As parks disappear, Singapore's downtown loses part of what makes it so attractive
Richard Hartung Today Online 23 Sep 11;

"Great cities are defined as much by their parks and open spaces as they are by their architecture," New York Mayor Michael Bloomberg said when plans for the Lower Manhattan Development Corporation were announced in 2003. The city spent more than US$100 million (S$129 million) on 20 parks in that downtown area.

In Seoul, the government spent about US$280 million on the Cheonggyecheon Restoration Project and created a new park in the middle of the city.

In contrast, patches of green here in Singapore seem to keep disappearing. One of the latest is Robinson Green, in the heart of the Central Business District.

At the end of June, the Urban Redevelopment Authority (URA) announced that it had launched the commercial site at Robinson Road/Cecil Street for sale. A sign invites companies to submit a bid to the URA so they can turn the park into an office building.

While Robinson Green is tiny, it's an oasis of trees and flowers that brings a brief respite to workers pausing for a break or rushing past. And despite plans for small "pocket parks" in the urban centre, Robinson Green's demise seems emblematic of a continuing loss of greenery in the CBD.

Singapore used to seem more focused on greenery.
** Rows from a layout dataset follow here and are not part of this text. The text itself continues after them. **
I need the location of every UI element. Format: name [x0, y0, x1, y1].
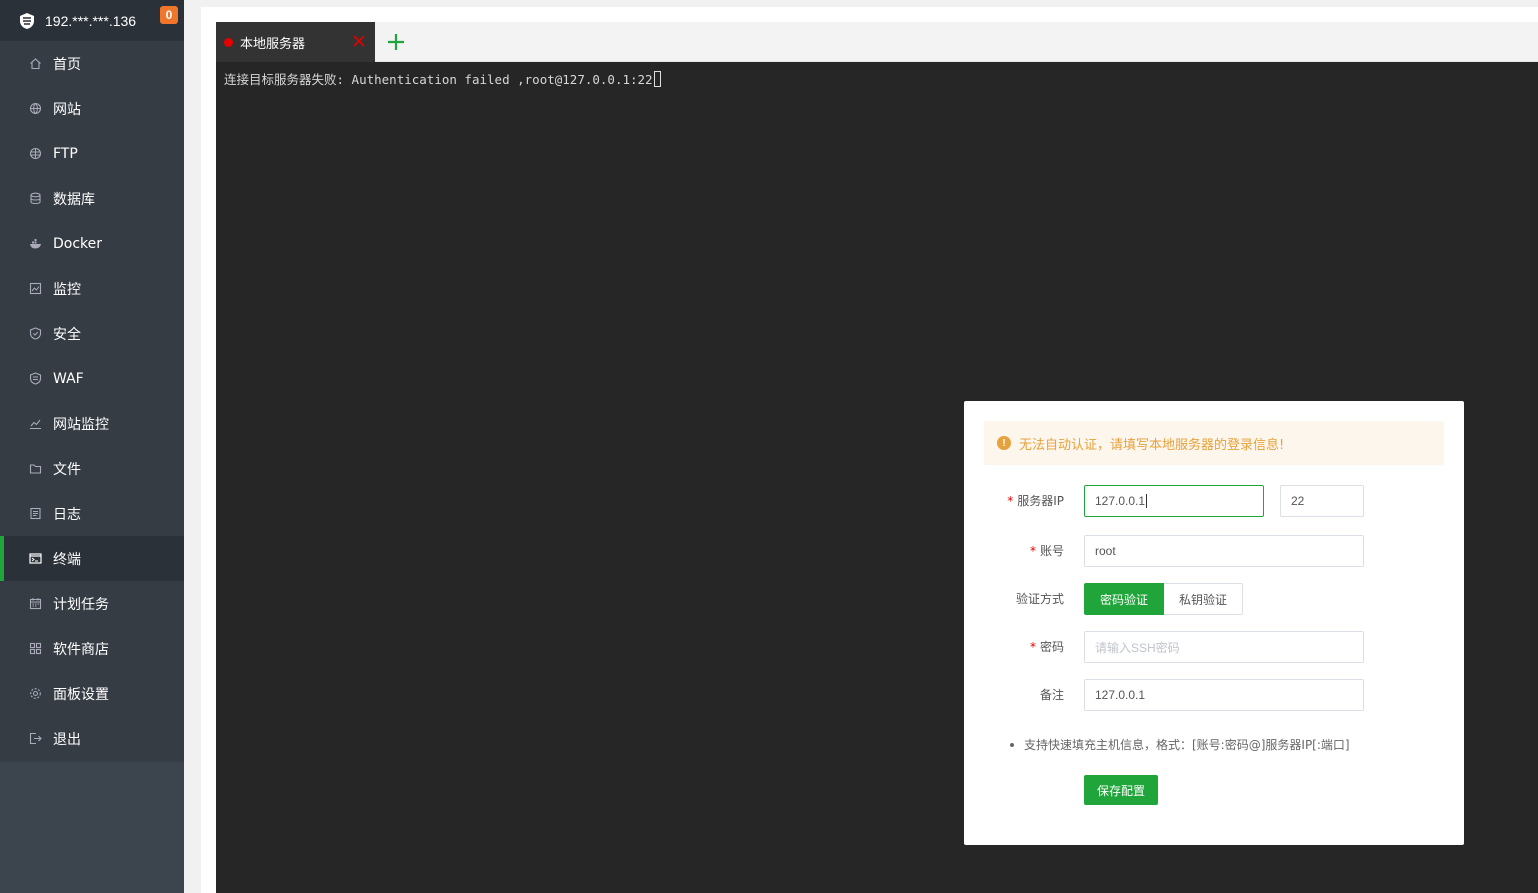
- sidebar-item-7[interactable]: WAF: [0, 356, 184, 401]
- server-ip-label: * 服务器IP: [1007, 494, 1064, 508]
- warning-icon: !: [997, 436, 1011, 450]
- monitor-chart-icon: [29, 282, 42, 295]
- remark-row: 备注 127.0.0.1: [964, 679, 1464, 711]
- sidebar-item-15[interactable]: 退出: [0, 716, 184, 761]
- terminal-output-line: 连接目标服务器失败: Authentication failed ,root@1…: [224, 69, 661, 88]
- sidebar-item-label: 首页: [53, 56, 81, 73]
- gear-icon: [29, 687, 42, 700]
- key-auth-option[interactable]: 私钥验证: [1164, 583, 1244, 615]
- sidebar-menu: 首页网站 FTP 数据库 Docker 监控安全 WAF 网站监控文件日志终端计划任务软件商…: [0, 41, 184, 761]
- alert-text: 无法自动认证，请填写本地服务器的登录信息!: [1019, 437, 1285, 453]
- account-label: * 账号: [1029, 544, 1064, 558]
- sidebar-item-2[interactable]: FTP: [0, 131, 184, 176]
- sidebar-item-label: 网站监控: [53, 416, 109, 433]
- sidebar-item-3[interactable]: 数据库: [0, 176, 184, 221]
- sidebar-item-5[interactable]: 监控: [0, 266, 184, 311]
- sidebar-item-12[interactable]: 计划任务: [0, 581, 184, 626]
- format-tip: 支持快速填充主机信息，格式：[账号:密码@]服务器IP[:端口]: [1010, 736, 1350, 753]
- sidebar-item-9[interactable]: 文件: [0, 446, 184, 491]
- account-input[interactable]: root: [1084, 535, 1364, 567]
- sidebar-item-label: 退出: [53, 731, 81, 748]
- sidebar-item-label: 安全: [53, 326, 81, 343]
- database-icon: [29, 192, 42, 205]
- password-auth-option[interactable]: 密码验证: [1084, 583, 1165, 615]
- sidebar-item-label: WAF: [53, 370, 84, 387]
- ssh-login-dialog: ! 无法自动认证，请填写本地服务器的登录信息! * 服务器IP 127.0.0.1…: [964, 401, 1464, 845]
- auth-method-toggle: 密码验证 私钥验证: [1084, 583, 1244, 615]
- sidebar-item-11[interactable]: 终端: [0, 536, 184, 581]
- home-icon: [29, 57, 42, 70]
- panel-logo-icon: [20, 12, 34, 29]
- sidebar-item-label: 网站: [53, 101, 81, 118]
- sidebar-item-8[interactable]: 网站监控: [0, 401, 184, 446]
- sidebar-item-label: 面板设置: [53, 686, 109, 703]
- globe-icon: [29, 102, 42, 115]
- close-icon[interactable]: [352, 34, 366, 48]
- auth-method-row: 验证方式 密码验证 私钥验证: [964, 583, 1464, 615]
- shield-icon: [29, 327, 42, 340]
- server-ip: 192.***.***.136: [45, 12, 137, 29]
- port-input[interactable]: 22: [1280, 485, 1364, 517]
- sidebar-item-10[interactable]: 日志: [0, 491, 184, 536]
- sidebar-item-label: 软件商店: [53, 641, 109, 658]
- sidebar-item-0[interactable]: 首页: [0, 41, 184, 86]
- warning-alert: ! 无法自动认证，请填写本地服务器的登录信息!: [984, 421, 1444, 465]
- sidebar-item-label: 计划任务: [53, 596, 109, 613]
- sidebar: 192.***.***.136 0 首页网站 FTP 数据库 Docker 监控安全 WA…: [0, 0, 184, 893]
- ftp-globe-icon: [29, 147, 42, 160]
- sidebar-item-6[interactable]: 安全: [0, 311, 184, 356]
- notification-badge[interactable]: 0: [160, 6, 178, 24]
- docker-icon: [29, 237, 42, 250]
- waf-shield-icon: [29, 372, 42, 385]
- tab-label: 本地服务器: [240, 36, 306, 52]
- tab-local-server[interactable]: 本地服务器: [216, 22, 375, 62]
- password-input[interactable]: 请输入SSH密码: [1084, 631, 1364, 663]
- save-config-button[interactable]: 保存配置: [1084, 775, 1158, 805]
- terminal-icon: [29, 552, 42, 565]
- remark-input[interactable]: 127.0.0.1: [1084, 679, 1364, 711]
- terminal-output-text: 连接目标服务器失败: Authentication failed ,root@1…: [224, 72, 653, 87]
- sidebar-menu-panel: 192.***.***.136 0 首页网站 FTP 数据库 Docker 监控安全 WA…: [0, 0, 184, 762]
- sidebar-header: 192.***.***.136 0: [0, 0, 184, 41]
- remark-label: 备注: [1039, 688, 1064, 702]
- site-monitor-icon: [29, 417, 42, 430]
- server-ip-row: * 服务器IP 127.0.0.1 22: [964, 485, 1464, 517]
- sidebar-item-14[interactable]: 面板设置: [0, 671, 184, 716]
- auth-method-label: 验证方式: [1015, 592, 1064, 606]
- account-row: * 账号 root: [964, 535, 1464, 567]
- tip-bullet: [1010, 742, 1014, 747]
- terminal-tab-bar: 本地服务器: [216, 22, 1538, 62]
- password-label: * 密码: [1029, 640, 1064, 654]
- logout-icon: [29, 732, 42, 745]
- sidebar-item-label: 监控: [53, 281, 81, 298]
- sidebar-item-4[interactable]: Docker: [0, 221, 184, 266]
- calendar-icon: [29, 597, 42, 610]
- apps-grid-icon: [29, 642, 42, 655]
- terminal-cursor: [653, 71, 661, 87]
- tip-text: 支持快速填充主机信息，格式：[账号:密码@]服务器IP[:端口]: [1024, 738, 1350, 752]
- server-ip-input[interactable]: 127.0.0.1: [1084, 485, 1264, 517]
- password-row: * 密码 请输入SSH密码: [964, 631, 1464, 663]
- sidebar-item-label: Docker: [53, 235, 103, 252]
- add-tab-plus-icon[interactable]: [386, 31, 406, 53]
- sidebar-item-label: 文件: [53, 461, 81, 478]
- sidebar-item-1[interactable]: 网站: [0, 86, 184, 131]
- sidebar-item-label: 数据库: [53, 191, 95, 208]
- folder-icon: [29, 462, 42, 475]
- sidebar-item-13[interactable]: 软件商店: [0, 626, 184, 671]
- sidebar-item-label: FTP: [53, 145, 78, 162]
- sidebar-item-label: 终端: [53, 551, 81, 568]
- log-icon: [29, 507, 42, 520]
- sidebar-item-label: 日志: [53, 506, 81, 523]
- status-dot: [224, 37, 233, 47]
Indeed, the National Parks Board states that "Singapore's development into a Garden City started four decades ago with the establishment of the greening programme. The driving force behind this was the former Prime Minister Lee Kuan Yew who identified a green Singapore as a key competitive factor in attracting foreign investments to the country".

New plans, however, have brought change. The end of Robinson Green is part of Master Plan 2008, which the URA says will guide Singapore's development "over the next 10 to 15 years".
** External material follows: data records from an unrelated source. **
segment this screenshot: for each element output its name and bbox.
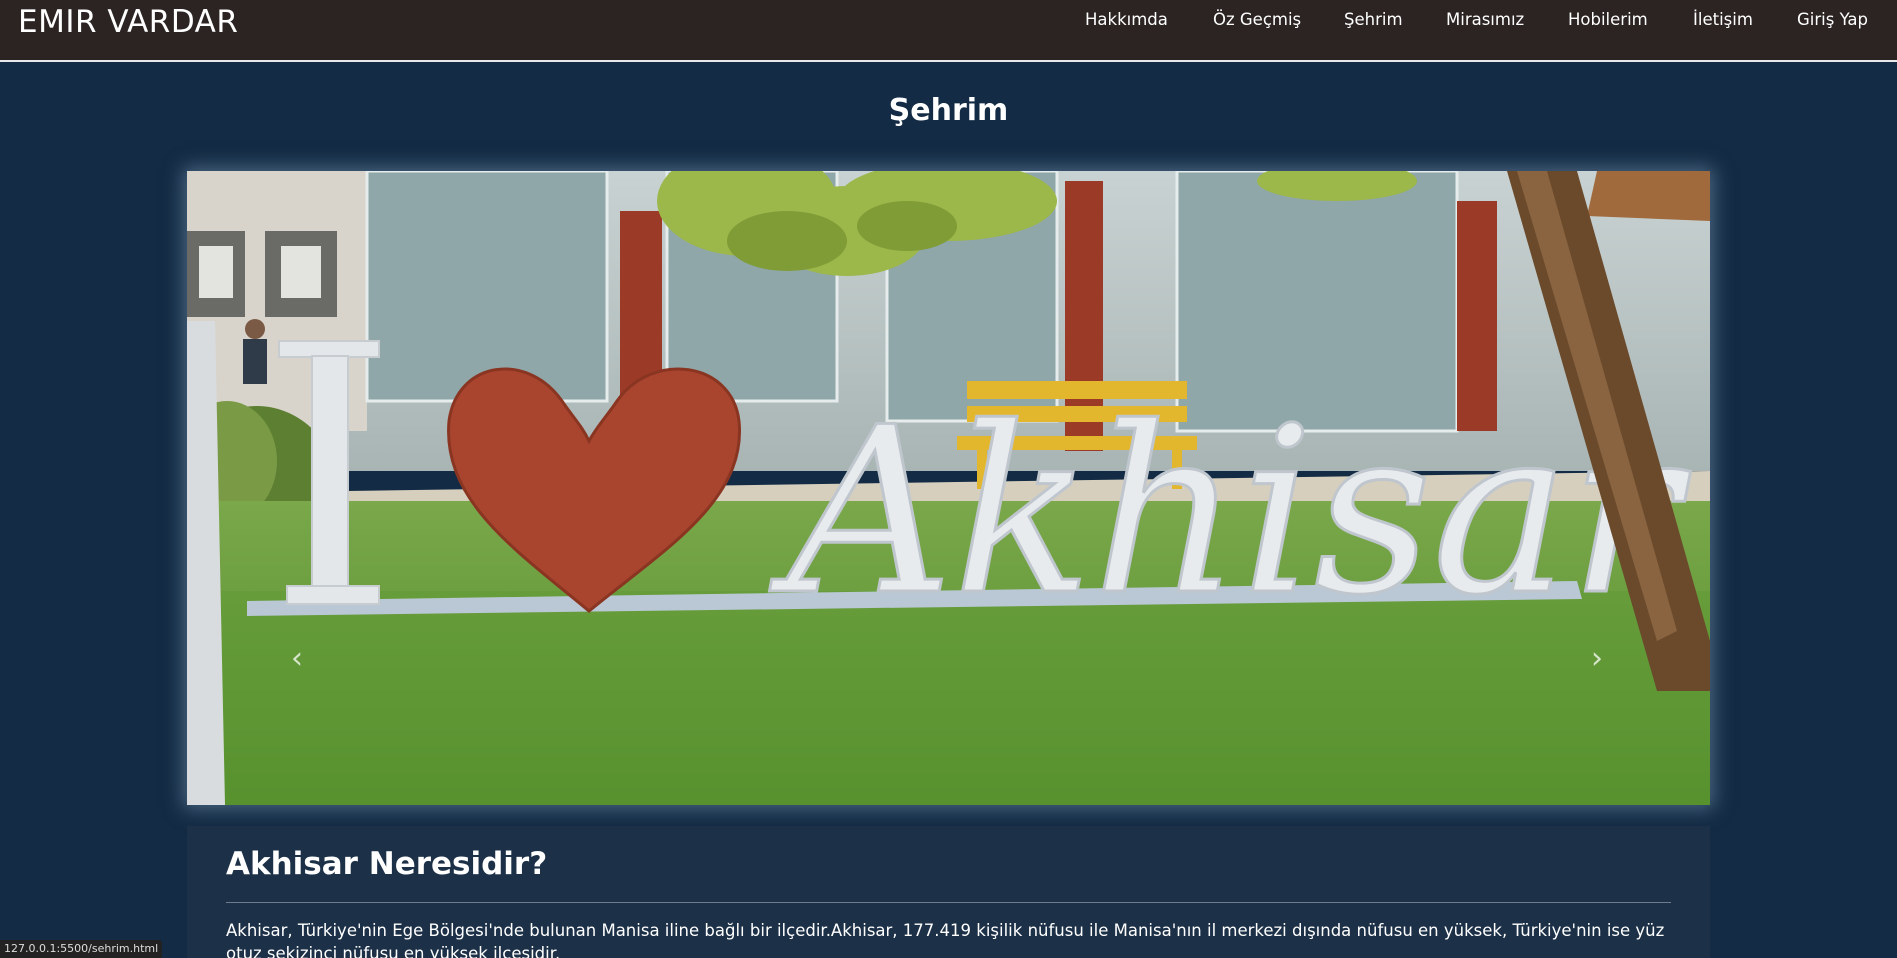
- nav-link-giris-yap[interactable]: Giriş Yap: [1797, 10, 1868, 29]
- sign-word: Akhisar: [769, 379, 1691, 646]
- carousel-image: Akhisar: [187, 171, 1710, 805]
- chevron-left-icon[interactable]: ‹: [291, 641, 303, 676]
- article-text: Akhisar, Türkiye'nin Ege Bölgesi'nde bul…: [226, 921, 1665, 958]
- nav-link-iletisim[interactable]: İletişim: [1693, 10, 1753, 29]
- nav-link-hobilerim[interactable]: Hobilerim: [1568, 10, 1648, 29]
- nav-link-oz-gecmis[interactable]: Öz Geçmiş: [1213, 10, 1301, 29]
- article-title: Akhisar Neresidir?: [226, 846, 548, 882]
- divider: [226, 902, 1671, 903]
- article-card: Akhisar Neresidir? Akhisar, Türkiye'nin …: [187, 826, 1710, 958]
- nav-link-sehrim[interactable]: Şehrim: [1344, 10, 1403, 29]
- page-title: Şehrim: [888, 93, 1009, 128]
- nav-link-mirasimiz[interactable]: Mirasımız: [1446, 10, 1524, 29]
- status-bar-url: 127.0.0.1:5500/sehrim.html: [0, 940, 163, 958]
- navbar: EMIR VARDAR Hakkımda Öz Geçmiş Şehrim Mi…: [0, 0, 1897, 62]
- nav-link-hakkimda[interactable]: Hakkımda: [1085, 10, 1168, 29]
- image-carousel[interactable]: Akhisar ‹ ›: [187, 171, 1710, 805]
- nav-links: Hakkımda Öz Geçmiş Şehrim Mirasımız Hobi…: [0, 10, 1897, 40]
- chevron-right-icon[interactable]: ›: [1591, 641, 1603, 676]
The Master Plan is in turn part of the Concept Plan, a "strategic land use and transportation plan to guide development in the next 40 to 50 years".

When the URA released the Master Plan in 2008, few other than developers may have looked seriously at what would change in the coming decade. The Plan shows that Robinson Green, along with nearby Telok Ayer Park, are among the "interim green" areas slated for redevelopment. The lawns above Tanjong Pagar MRT station, in contrast, are "park/open space" areas. Even some of that greenery seems to be disappearing, though, following the sale of land at Peck Seah Street earlier this year.

It is easy to sell off green spots and build buildings. It's far harder to retain the greenery that differentiates Singapore's downtown from the many drab valleys of skyscrapers elsewhere in Asia.

By eliminating these pocket parks, Singapore seems out of sync with trends in other cities and risks losing the greenery that makes it so attractive. The Sustainable Cities database says that Copenhagen and Chicago, for example, are among a number of cities actually acquiring more land to create small parks.

An increasing body of research also shows the importance of urban parks. Georgia Institute of Technology professor Joe Hughes, for example, found that "parks play a role in market restoration, value creation, job creation, green space development and neighbourhood stabilisation". Other research shows that urban parks are part of what attracts everyone from Fortune 500 companies to knowledge workers.

Admittedly, it can be hard to prove the value of these green spots. As former mayor of Bogota Colombia Enrique PeƱalosa said, "we cannot prove mathematically that wider sidewalks, pedestrian streets, more or better parks make people happier, much less measure how much happier. However if we reflect, most things that are important in life cannot be measured either: Friendship, beauty, love, loyalty are examples. Parks and other pedestrian places are essential to a city's happiness".

Studies by Rotman Research Institute researcher Marc Berman do, however, help demonstrate that parks benefit people. The Wall Street Journal reports that Mr Berman found "performance on memory and attention tests improved by 20 per cent after study subjects paused for a walk through an arboretum" whereas "no cognitive boost was detected" when they strolled down a busy street. Even "a quieter city street with interesting natural elements to look at" can help, Mr Berman found. A stop in a place like Robinson Green might actually improve performance.

Rather than losing the tiny parks and open spaces in the CBD that help make Singapore green and bring so many benefits, perhaps it's time to re-examine the headlong rush into building and consider how to preserve or expand what makes Singapore so attractive.

Richard Hartung is a consultant who has lived in Singapore since 1992.